26 de set. de 2011

TODA VEZ QUE CHOVE

NINO BELLIENY

E os pingos teclam nos telhados, quero descansar lembrando a infância boa que tive, mas o pensamento se desvia nas prováveis manchetes resultantes do excesso de água, enfeitando os jornais de amanhã.

Enquanto chove, quero ler um livro bom e esquecer de campanhas políticas, trabalhos escolares, frases a serem boladas e até da namorada que desistiu de enfrentar um sonho. Mas o que vaza do rio para as ruas, os esgotos entupidos e a luz que ameaça faltar, me surgem diante da janela da sala.

A cidade onde moro é como outras milhares de cidades do meu país onde casas de luxos e apartamentos sofisticados se misturam de repente com barracos e casinhas de telhados de amianto e as pessoas parecem conviver democraticamente.

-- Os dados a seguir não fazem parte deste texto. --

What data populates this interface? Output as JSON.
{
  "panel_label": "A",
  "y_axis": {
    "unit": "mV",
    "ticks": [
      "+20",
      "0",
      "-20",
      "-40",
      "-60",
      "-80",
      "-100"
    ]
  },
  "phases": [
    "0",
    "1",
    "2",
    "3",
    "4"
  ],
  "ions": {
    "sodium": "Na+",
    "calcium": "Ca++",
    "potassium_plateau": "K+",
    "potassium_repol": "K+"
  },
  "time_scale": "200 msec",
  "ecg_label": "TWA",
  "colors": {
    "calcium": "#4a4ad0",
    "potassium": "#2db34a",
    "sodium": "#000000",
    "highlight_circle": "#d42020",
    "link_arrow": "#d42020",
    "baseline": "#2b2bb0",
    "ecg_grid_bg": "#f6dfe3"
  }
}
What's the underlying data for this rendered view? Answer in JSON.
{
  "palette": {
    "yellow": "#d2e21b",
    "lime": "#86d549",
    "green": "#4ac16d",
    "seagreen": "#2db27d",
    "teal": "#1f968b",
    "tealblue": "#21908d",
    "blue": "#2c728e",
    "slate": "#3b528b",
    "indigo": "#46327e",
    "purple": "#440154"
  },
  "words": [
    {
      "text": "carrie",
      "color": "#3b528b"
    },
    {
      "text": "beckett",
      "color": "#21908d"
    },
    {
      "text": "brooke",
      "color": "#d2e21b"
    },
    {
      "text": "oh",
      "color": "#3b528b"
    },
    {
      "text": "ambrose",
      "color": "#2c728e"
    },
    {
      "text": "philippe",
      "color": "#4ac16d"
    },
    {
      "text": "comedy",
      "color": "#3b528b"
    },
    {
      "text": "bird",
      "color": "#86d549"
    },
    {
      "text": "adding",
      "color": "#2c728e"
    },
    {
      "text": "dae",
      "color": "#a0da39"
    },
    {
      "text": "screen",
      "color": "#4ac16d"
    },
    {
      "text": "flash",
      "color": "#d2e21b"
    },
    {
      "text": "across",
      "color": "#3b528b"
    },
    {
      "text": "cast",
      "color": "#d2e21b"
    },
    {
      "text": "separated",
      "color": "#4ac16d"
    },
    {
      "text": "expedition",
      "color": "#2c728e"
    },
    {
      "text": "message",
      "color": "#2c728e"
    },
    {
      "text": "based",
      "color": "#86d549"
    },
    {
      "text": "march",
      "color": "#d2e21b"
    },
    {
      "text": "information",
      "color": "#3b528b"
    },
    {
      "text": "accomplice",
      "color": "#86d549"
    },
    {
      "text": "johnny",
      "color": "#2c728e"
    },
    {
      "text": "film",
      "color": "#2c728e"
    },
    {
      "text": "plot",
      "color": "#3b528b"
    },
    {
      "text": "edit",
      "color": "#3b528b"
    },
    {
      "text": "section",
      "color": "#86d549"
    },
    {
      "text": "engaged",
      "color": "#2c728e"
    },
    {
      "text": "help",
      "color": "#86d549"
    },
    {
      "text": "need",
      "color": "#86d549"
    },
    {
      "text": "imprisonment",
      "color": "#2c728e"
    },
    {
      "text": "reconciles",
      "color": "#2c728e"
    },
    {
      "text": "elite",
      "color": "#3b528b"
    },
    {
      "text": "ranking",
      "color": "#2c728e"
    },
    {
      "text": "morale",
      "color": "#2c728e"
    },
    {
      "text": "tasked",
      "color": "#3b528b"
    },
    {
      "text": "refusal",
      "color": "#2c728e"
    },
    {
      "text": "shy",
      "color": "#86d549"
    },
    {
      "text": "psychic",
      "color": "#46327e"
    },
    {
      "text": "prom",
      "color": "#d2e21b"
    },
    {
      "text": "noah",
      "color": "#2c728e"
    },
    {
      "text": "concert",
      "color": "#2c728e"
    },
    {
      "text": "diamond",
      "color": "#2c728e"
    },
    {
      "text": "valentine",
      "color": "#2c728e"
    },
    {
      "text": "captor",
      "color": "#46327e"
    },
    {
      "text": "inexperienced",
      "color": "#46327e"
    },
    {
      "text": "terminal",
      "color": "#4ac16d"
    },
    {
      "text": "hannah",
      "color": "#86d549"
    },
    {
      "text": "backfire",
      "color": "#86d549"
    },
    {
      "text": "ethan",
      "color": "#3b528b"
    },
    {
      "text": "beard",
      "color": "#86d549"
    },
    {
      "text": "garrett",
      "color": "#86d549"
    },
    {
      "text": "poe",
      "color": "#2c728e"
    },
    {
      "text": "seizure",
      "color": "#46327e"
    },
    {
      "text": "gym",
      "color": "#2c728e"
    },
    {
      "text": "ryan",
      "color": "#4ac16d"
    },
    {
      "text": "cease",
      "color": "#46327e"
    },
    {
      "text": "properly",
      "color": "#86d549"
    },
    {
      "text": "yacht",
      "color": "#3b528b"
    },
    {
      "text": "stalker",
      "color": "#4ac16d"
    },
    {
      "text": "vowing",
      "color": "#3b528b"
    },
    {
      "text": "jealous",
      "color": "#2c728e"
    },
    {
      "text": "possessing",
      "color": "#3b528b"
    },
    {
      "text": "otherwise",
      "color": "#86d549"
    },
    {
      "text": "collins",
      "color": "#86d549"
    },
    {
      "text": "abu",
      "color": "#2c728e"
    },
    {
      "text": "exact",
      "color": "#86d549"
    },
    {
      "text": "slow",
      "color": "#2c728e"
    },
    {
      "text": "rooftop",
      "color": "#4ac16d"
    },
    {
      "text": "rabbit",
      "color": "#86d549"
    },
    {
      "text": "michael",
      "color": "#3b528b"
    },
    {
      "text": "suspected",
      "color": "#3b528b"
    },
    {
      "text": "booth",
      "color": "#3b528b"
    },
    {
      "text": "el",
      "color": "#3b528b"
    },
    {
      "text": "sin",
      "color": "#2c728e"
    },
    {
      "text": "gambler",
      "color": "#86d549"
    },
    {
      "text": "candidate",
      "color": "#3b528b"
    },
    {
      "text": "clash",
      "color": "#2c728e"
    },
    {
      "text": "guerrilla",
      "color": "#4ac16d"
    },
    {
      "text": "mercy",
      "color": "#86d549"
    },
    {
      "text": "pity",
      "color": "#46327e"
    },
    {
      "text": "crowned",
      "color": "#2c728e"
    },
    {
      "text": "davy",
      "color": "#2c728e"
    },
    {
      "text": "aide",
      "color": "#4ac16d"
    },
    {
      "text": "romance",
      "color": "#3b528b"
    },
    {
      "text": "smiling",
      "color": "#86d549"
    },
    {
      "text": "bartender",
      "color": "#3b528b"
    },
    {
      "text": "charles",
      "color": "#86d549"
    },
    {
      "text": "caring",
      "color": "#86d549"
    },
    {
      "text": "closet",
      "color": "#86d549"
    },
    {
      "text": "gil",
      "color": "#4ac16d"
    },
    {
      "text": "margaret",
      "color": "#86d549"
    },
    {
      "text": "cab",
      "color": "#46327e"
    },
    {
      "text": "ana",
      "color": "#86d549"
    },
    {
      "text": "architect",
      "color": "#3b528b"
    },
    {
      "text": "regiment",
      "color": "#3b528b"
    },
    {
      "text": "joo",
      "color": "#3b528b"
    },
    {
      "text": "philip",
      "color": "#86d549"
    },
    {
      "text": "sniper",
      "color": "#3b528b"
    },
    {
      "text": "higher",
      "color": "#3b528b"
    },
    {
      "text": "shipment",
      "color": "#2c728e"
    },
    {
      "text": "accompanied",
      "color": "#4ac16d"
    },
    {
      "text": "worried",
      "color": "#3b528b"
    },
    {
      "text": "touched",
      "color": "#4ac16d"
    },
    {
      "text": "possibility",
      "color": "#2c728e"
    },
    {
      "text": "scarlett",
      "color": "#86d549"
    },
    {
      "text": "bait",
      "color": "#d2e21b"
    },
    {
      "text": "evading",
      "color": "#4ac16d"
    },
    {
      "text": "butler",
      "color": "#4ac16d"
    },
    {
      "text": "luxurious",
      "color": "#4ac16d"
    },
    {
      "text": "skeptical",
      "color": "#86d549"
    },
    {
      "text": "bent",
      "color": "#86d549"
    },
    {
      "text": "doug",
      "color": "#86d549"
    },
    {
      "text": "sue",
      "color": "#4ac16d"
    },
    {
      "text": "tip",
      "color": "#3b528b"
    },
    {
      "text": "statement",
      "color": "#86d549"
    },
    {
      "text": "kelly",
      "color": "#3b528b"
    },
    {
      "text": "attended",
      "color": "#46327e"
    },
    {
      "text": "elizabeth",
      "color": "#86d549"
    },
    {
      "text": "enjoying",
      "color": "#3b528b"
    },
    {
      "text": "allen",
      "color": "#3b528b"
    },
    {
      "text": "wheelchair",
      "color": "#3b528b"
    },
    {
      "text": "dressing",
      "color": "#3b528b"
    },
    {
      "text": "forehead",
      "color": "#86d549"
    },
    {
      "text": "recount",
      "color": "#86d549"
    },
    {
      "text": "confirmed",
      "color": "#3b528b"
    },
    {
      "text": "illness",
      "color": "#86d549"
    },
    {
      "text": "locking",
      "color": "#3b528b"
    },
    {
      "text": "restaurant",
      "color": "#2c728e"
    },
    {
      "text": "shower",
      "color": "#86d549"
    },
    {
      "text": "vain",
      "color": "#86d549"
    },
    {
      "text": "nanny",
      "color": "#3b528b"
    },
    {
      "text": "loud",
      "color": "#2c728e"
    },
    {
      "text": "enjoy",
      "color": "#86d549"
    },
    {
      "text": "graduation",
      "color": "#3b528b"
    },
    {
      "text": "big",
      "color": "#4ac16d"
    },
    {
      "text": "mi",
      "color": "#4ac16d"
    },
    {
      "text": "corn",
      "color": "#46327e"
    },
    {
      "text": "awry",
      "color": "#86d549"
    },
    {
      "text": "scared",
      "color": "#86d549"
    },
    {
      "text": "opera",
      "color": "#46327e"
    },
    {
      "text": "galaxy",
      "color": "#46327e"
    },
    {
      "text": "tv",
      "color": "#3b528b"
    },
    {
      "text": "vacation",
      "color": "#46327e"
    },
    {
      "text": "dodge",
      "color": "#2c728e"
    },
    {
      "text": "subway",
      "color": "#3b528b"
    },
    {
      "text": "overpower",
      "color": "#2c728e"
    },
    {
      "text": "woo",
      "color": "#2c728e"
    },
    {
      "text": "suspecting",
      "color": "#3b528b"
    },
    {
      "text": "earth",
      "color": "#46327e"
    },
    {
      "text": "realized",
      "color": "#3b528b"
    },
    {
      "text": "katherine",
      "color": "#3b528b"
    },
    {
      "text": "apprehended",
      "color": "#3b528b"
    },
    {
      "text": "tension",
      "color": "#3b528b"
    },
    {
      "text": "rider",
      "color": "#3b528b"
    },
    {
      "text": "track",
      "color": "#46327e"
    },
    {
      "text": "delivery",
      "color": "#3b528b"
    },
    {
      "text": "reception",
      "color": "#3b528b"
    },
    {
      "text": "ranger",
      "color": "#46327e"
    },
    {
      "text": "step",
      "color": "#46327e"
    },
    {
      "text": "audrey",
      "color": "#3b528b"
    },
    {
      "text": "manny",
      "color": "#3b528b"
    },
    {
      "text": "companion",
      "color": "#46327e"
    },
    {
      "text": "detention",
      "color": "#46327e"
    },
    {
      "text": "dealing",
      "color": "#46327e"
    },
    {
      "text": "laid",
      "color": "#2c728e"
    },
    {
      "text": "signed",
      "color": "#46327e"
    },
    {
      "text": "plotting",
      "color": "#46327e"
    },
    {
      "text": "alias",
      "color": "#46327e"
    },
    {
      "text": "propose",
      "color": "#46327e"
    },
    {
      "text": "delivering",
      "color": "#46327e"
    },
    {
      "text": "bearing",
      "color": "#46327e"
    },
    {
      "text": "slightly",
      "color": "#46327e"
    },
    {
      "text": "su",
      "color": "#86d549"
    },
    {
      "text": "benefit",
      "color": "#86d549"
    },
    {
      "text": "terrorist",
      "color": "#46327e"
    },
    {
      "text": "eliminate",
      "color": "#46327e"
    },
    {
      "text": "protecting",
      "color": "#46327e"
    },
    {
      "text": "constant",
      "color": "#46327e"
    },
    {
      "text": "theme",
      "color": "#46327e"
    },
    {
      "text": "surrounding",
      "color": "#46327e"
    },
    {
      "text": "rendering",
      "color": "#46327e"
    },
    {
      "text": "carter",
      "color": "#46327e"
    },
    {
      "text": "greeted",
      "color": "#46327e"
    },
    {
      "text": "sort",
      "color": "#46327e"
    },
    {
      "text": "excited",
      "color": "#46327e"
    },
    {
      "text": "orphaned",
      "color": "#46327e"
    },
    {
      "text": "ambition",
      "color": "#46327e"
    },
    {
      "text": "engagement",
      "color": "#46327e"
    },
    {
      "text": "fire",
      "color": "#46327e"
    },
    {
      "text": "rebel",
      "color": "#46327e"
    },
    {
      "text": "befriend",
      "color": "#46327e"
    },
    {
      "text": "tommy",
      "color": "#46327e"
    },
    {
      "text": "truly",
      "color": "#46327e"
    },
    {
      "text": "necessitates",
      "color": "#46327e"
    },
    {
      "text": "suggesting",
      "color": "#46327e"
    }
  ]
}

Parecem... se cumprimentam nas ruas, cruzam-se nas avenidas e nos mercados, andam de baixo do mesmo sol e da mesma chuva...exceto pelas armaduras que as protegem, pelas carruagens modernas com ar-condicionado e duzentos cavalos bebedores de gasolina puxando.

Enquanto chove, tento viajar nos barquinhos de papel que a minha mãe fazia e eu soltava nas enxurradas em frente ao cartório onde ela trabalhava em Morro do Coco. Eles desciam pelas sarjetas, iam para os valões, cruzavam os pastos e sumiam no horizonte eterno da minha criancice.

Nas páginas do livro que agora tento ler, é o belo rosto da minha mãe e o do meu pai, separados pelo destino, (e uma mulher morena–clara mais jovem), a surgirem do fundo do tempo.

Foi com eles o aprender a amar as letras e as palavras, a música e os livros. Agora na chuva embaçando a vidraça redesenho tudo o que deles ouvia e a noite avança molhada.
Meu egoísmo reclama por uma boa cama. Não quer saber das goteiras nas casas antigas, nas moradas tristonhas onde o vento entra por todos os lados e a água pode levar tudo, exatamente tudo o que eles não tem.

Minha falsa segurança depositada em blocos de concreto não quer enxergar o meu verdadeiro país e a minha cidade real.

Enquanto chove, como numa velha canção tocada sempre na Igreja de N.S. da Penha no alto do morro, para mim e outros, ”o vento que assovia é cantiga de ninar”... mas para muitos, muitos mais, é só um lamento dentro da noite.